Reputation: 645
I feel like I am going insane here.
I'm making a little command-line tool to let me know when a Twitch channel I like goes live. So far, everything works. There's only one, small issue: [NSUserNotificationCenter defaultUserNotificationCenter]
is consistently returning nil
, no matter where I call it in the program. This is a bit of a problem, since I need to be able to send notifications.
After a solid hour of googling, I can't figure out what's going on. Something like [[NSUserNotificationCenter defaultUserNotificationCenter] setDelegate:myDelegate]

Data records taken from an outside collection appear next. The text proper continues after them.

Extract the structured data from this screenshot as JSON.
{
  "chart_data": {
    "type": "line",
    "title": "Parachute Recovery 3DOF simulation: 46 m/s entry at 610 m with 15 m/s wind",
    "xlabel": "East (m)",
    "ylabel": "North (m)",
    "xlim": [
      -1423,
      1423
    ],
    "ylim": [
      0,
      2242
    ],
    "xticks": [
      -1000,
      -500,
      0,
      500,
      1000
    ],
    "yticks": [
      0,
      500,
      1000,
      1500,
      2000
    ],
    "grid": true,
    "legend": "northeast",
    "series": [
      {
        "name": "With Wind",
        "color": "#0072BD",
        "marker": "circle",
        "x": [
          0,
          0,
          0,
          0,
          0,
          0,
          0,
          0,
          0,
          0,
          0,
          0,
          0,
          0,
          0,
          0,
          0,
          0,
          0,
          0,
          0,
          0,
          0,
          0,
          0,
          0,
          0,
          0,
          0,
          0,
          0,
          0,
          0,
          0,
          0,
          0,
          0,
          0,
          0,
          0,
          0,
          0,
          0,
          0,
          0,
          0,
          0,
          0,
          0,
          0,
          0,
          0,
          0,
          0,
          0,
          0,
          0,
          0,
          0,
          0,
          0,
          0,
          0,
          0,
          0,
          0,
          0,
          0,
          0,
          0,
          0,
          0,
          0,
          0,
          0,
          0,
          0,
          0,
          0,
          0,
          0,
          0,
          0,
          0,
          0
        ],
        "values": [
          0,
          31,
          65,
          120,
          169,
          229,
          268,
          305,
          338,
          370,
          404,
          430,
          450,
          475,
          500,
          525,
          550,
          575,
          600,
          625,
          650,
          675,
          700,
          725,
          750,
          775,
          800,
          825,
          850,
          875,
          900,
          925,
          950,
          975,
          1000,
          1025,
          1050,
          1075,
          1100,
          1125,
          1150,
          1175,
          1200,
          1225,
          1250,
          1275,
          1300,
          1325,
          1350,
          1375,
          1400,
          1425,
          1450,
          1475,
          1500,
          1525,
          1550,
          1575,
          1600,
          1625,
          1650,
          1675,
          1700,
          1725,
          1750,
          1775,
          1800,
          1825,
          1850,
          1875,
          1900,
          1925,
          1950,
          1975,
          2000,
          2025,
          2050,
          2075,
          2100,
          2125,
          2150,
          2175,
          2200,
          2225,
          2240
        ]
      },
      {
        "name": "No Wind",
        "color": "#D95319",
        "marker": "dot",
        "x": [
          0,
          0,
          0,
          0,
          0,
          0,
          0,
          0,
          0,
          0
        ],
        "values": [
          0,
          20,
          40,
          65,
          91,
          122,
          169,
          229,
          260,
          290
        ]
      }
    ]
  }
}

doesn't crash, but I'm pretty sure that's because you can send messages to nil
in Obj-C. Similarly, I can do something like [[NSUserNotificationCenter defaultNotificationCenter] deliverNotification: mynote]
, but nothing is displayed onscreen (and this is with the delegate for [NSUserNotificationCenter defaultUserNotificationCenter]
set to return YES
for the userNotificationCenter:(NSUserNotificationCenter *)center shouldPresentNotification:(NSUserNotification *)
method.)
Additionally, all notifications presented via deliverNotification
do not have their delivered
property set to YES.
The only thing I can think of is that the usage of NSUserNotificationCenter
only works if you're running an NSApplication
, but I cannot find that documented anywhere. I'm running a simple command-line tool, which is pretty much a main
function, an @autoreleasepool
, and some method calls.
Is there anything obvious that can cause [NSUserNotificationCenter defaultUserNotificationCenter]
to return nil?
Upvotes: 4
Views: 437
Reputation: 69027
The only thing I can think of is that the usage of NSUserNotificationCenter only works if you're running an NSApplication, but I cannot find that documented anywhere.
I don't think it would be easy to find it explicitly documented somewhere, but if your app is a simple command line tool, i.e., it is not using a NSRunLoop
, I doubt that features like notifications can work at all. They intrinsically require your program to have a run loop that sits there waiting for events (e.g., a notification coming in, a click, a touch) and dispatching them to whomever should handle them.
You might try starting and NSRunLoop
from you main function, but it would cease to be a simple command-line tool, I guess.